After a week or so, stakeholders again meet in order to debrief and evaluate the upgrade process. They identify lessons learned, challenges encountered, and better ways to carry out future upgrades. In essence, the job doesn’t stop once the end-users adopt the change. Rather, it just marks the commencement of yet another upgrade in the next defined period of time.

Final Words

So, as you can see, CIs/NIs are just not proposing change just for the heck of it. If it is hard for end-users to adopt the change, CIs have harder responsibilities all throughout the planning, testing, implementing, and evaluating phases. That is the reason why I just smiled when I am confronted with complaints from end-users. Yes, if only you know…
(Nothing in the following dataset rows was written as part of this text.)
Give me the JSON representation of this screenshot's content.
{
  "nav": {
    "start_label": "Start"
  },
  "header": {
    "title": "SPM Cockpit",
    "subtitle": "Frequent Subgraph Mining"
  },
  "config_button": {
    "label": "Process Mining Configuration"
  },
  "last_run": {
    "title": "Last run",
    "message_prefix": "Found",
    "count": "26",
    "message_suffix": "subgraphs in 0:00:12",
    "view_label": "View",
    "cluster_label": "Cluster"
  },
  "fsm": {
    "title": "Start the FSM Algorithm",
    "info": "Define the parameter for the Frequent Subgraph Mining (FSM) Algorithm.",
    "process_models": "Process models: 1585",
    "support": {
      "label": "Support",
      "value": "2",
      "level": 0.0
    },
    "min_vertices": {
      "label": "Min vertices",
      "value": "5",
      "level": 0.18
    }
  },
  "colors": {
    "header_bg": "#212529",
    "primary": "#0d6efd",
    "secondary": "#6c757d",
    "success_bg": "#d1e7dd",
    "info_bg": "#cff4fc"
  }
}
Personally, my favorite memory of the past week is this:

A resident informed me that he didn’t like the change (e.g. appearance, font, etc.) and asked if he can opt to revert back to the old view.

My answer?

Doctor, just as your iPhone updates regularly, our EHR is the same. Technology changes, thus the need for upgrades. With that being said, have you ever called your Apple tech support if you could revert back to the old view?

He smiled at me and said:

Well, if you put it that way…

What about you? How do you deal with technology changes as an end-user? Are you in favor of periodic and scheduled updates? Or would you rather have a one-time grand redesign of the EHR and learn all the changes all at once?